Vehicle grading will create more confusion, says CD Auction Group boss
21 September 2012
Author: Rachel Burgess
Plans to introduce a standardised, specific grading system for vehicle condition at auction are likely to cause more, not less, confusion in the market, according to the Roger Woodward, boss of CD Auction Group.
Woodward's comments come after the physical auction houses revealed plans to introduce a common grading system across National Association of Motor Auctions members, which excludes pure online auctions.
The grading system will be A to E or 1 to 5 and is scheduled for introduction this autumn. It was first announced by BusinessCar last month.

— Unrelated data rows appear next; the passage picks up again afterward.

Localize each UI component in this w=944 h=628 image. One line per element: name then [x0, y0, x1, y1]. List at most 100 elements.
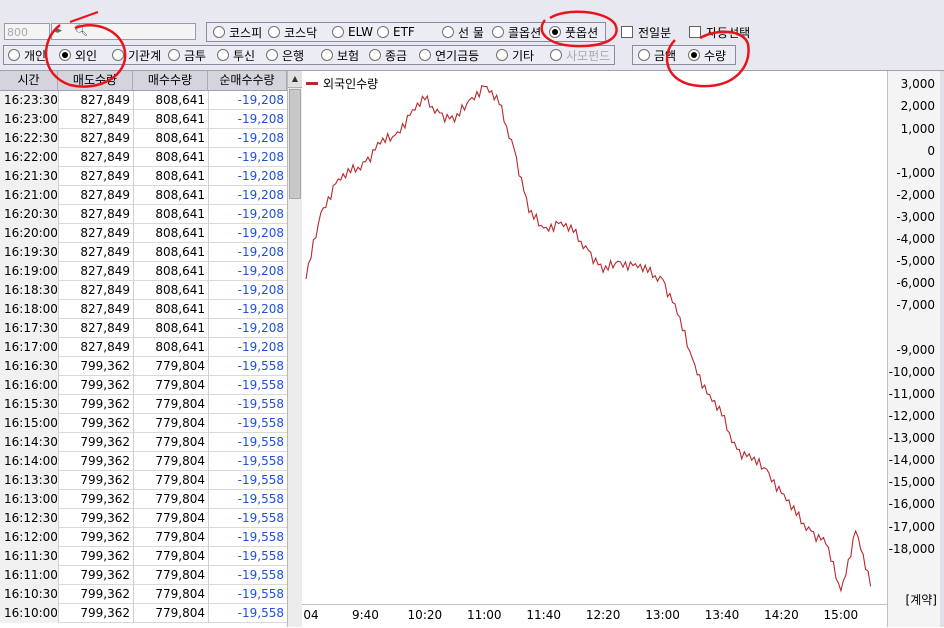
cell-time: 16:21:00: [0, 186, 58, 205]
cell-buy-qty: 779,804: [133, 490, 208, 509]
investor-option-7[interactable]: 종금: [369, 46, 407, 64]
table-row[interactable]: 16:14:00 799,362 779,804 -19,558: [0, 452, 287, 471]
x-tick-label: 13:40: [704, 608, 740, 622]
radio-icon: [321, 49, 333, 61]
y-tick-label: -3,000: [896, 209, 935, 224]
table-row[interactable]: 16:21:00 827,849 808,641 -19,208: [0, 186, 287, 205]
investor-group: 개인 외인 기관계 금투 투신 은행 보험 종금 연기금등 기타 사모펀드: [3, 45, 615, 65]
investor-option-4[interactable]: 투신: [217, 46, 255, 64]
table-row[interactable]: 16:22:30 827,849 808,641 -19,208: [0, 129, 287, 148]
investor-option-9-label: 기타: [512, 48, 535, 63]
table-row[interactable]: 16:16:00 799,362 779,804 -19,558: [0, 376, 287, 395]
investor-option-8[interactable]: 연기금등: [419, 46, 479, 64]
investor-option-6[interactable]: 보험: [321, 46, 359, 64]
market-option-0[interactable]: 코스피: [213, 23, 262, 41]
unit-option-1[interactable]: 수량: [688, 46, 726, 64]
toolbar: 800 ◂▸ 🔍︎ 코스피 코스닥 ELW ETF 선 물 콜옵션 풋옵션 전일분 자동선택…: [0, 0, 944, 71]
table-row[interactable]: 16:15:30 799,362 779,804 -19,558: [0, 395, 287, 414]
unit-group: 금액 수량: [632, 45, 736, 65]
table-row[interactable]: 16:22:00 827,849 808,641 -19,208: [0, 148, 287, 167]
cell-time: 16:14:00: [0, 452, 58, 471]
investor-option-3[interactable]: 금투: [168, 46, 206, 64]
cell-net-buy-qty: -19,558: [208, 528, 287, 547]
legend-swatch: [306, 82, 318, 85]
cell-sell-qty: 827,849: [58, 338, 133, 357]
table-row[interactable]: 16:17:30 827,849 808,641 -19,208: [0, 319, 287, 338]
unit-option-0[interactable]: 금액: [638, 46, 676, 64]
table-row[interactable]: 16:20:30 827,849 808,641 -19,208: [0, 205, 287, 224]
cell-buy-qty: 808,641: [133, 319, 208, 338]
table-header: 시간 매도수량 매수수량 순매수수량: [0, 71, 287, 91]
prev-day-checkbox[interactable]: 전일분: [621, 22, 671, 42]
table-row[interactable]: 16:11:00 799,362 779,804 -19,558: [0, 566, 287, 585]
table-row[interactable]: 16:11:30 799,362 779,804 -19,558: [0, 547, 287, 566]
table-row[interactable]: 16:23:30 827,849 808,641 -19,208: [0, 91, 287, 110]
table-row[interactable]: 16:19:00 827,849 808,641 -19,208: [0, 262, 287, 281]
cell-buy-qty: 779,804: [133, 357, 208, 376]
code-input[interactable]: 800: [4, 23, 50, 40]
cell-sell-qty: 827,849: [58, 300, 133, 319]
table-row[interactable]: 16:17:00 827,849 808,641 -19,208: [0, 338, 287, 357]
y-tick-label: -7,000: [896, 298, 935, 313]
x-tick-label: 04: [303, 608, 319, 622]
investor-option-2[interactable]: 기관계: [112, 46, 161, 64]
table-row[interactable]: 16:12:00 799,362 779,804 -19,558: [0, 528, 287, 547]
spin-arrows-icon[interactable]: ◂▸: [53, 25, 75, 38]
investor-option-0[interactable]: 개인: [8, 46, 46, 64]
scroll-up-icon[interactable]: ▲: [288, 71, 302, 88]
cell-net-buy-qty: -19,558: [208, 414, 287, 433]
market-option-3[interactable]: ETF: [377, 23, 415, 41]
market-option-5[interactable]: 콜옵션: [492, 23, 541, 41]
table-row[interactable]: 16:18:30 827,849 808,641 -19,208: [0, 281, 287, 300]
cell-sell-qty: 799,362: [58, 566, 133, 585]
header-net-buy-qty[interactable]: 순매수수량: [208, 71, 287, 90]
cell-sell-qty: 799,362: [58, 414, 133, 433]
market-option-6[interactable]: 풋옵션: [549, 23, 598, 41]
market-option-4[interactable]: 선 물: [442, 23, 484, 41]
chart-legend: 외국인수량: [306, 75, 378, 92]
x-tick-label: 10:20: [407, 608, 443, 622]
cell-net-buy-qty: -19,208: [208, 148, 287, 167]
cell-time: 16:13:00: [0, 490, 58, 509]
table-row[interactable]: 16:19:30 827,849 808,641 -19,208: [0, 243, 287, 262]
table-row[interactable]: 16:14:30 799,362 779,804 -19,558: [0, 433, 287, 452]
magnifier-icon[interactable]: 🔍︎: [74, 24, 88, 38]
investor-option-1[interactable]: 외인: [59, 46, 97, 64]
y-tick-label: -18,000: [888, 541, 935, 556]
table-row[interactable]: 16:13:00 799,362 779,804 -19,558: [0, 490, 287, 509]
market-option-1[interactable]: 코스닥: [268, 23, 317, 41]
cell-net-buy-qty: -19,558: [208, 452, 287, 471]
radio-icon: [550, 49, 562, 61]
header-sell-qty[interactable]: 매도수량: [58, 71, 133, 90]
radio-icon: [213, 26, 225, 38]
cell-net-buy-qty: -19,208: [208, 129, 287, 148]
scroll-thumb[interactable]: [289, 89, 301, 199]
table-row[interactable]: 16:10:00 799,362 779,804 -19,558: [0, 604, 287, 623]
header-buy-qty[interactable]: 매수수량: [133, 71, 208, 90]
table-row[interactable]: 16:23:00 827,849 808,641 -19,208: [0, 110, 287, 129]
table-row[interactable]: 16:15:00 799,362 779,804 -19,558: [0, 414, 287, 433]
cell-time: 16:18:30: [0, 281, 58, 300]
table-row[interactable]: 16:12:30 799,362 779,804 -19,558: [0, 509, 287, 528]
table-row[interactable]: 16:18:00 827,849 808,641 -19,208: [0, 300, 287, 319]
investor-option-9[interactable]: 기타: [496, 46, 534, 64]
investor-option-10[interactable]: 사모펀드: [550, 46, 610, 64]
table-scrollbar[interactable]: ▲: [287, 71, 302, 627]
y-tick-label: 2,000: [900, 99, 935, 114]
table-row[interactable]: 16:16:30 799,362 779,804 -19,558: [0, 357, 287, 376]
cell-sell-qty: 827,849: [58, 224, 133, 243]
radio-icon: [8, 49, 20, 61]
table-row[interactable]: 16:10:30 799,362 779,804 -19,558: [0, 585, 287, 604]
chart-area[interactable]: [302, 71, 887, 604]
auto-select-checkbox[interactable]: 자동선택: [689, 22, 750, 42]
cell-sell-qty: 799,362: [58, 528, 133, 547]
market-option-2[interactable]: ELW: [332, 23, 373, 41]
table-row[interactable]: 16:21:30 827,849 808,641 -19,208: [0, 167, 287, 186]
cell-time: 16:23:30: [0, 91, 58, 110]
header-time[interactable]: 시간: [0, 71, 58, 90]
cell-buy-qty: 808,641: [133, 281, 208, 300]
radio-icon: [112, 49, 124, 61]
table-row[interactable]: 16:13:30 799,362 779,804 -19,558: [0, 471, 287, 490]
investor-option-5[interactable]: 은행: [266, 46, 304, 64]
table-row[interactable]: 16:20:00 827,849 808,641 -19,208: [0, 224, 287, 243]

He continued that his company operated a specific grading system when it first went into online auctions more than 15 years ago, but dropped the idea after it led to disputes over interpretation.
Instead, the auction firm now uses high quality digital images and a detailed condition report to describe the vehicle up for sale.
"It's easy to assume that a specific grading system makes the vehicle condition clearer for buyers and vendors, but our many years' experience of online trading has proved it's not like that," said Woodward.
"Even with sophisticated software to back it up, one man's 'condition 3' can be another man's 'condition 5' and that means unhappy buyers and sellers.
"Forcing vehicles into specific categories can also reduce prices achieved because there's a natural tendency to downgrade if the true extent of any damage is not obvious."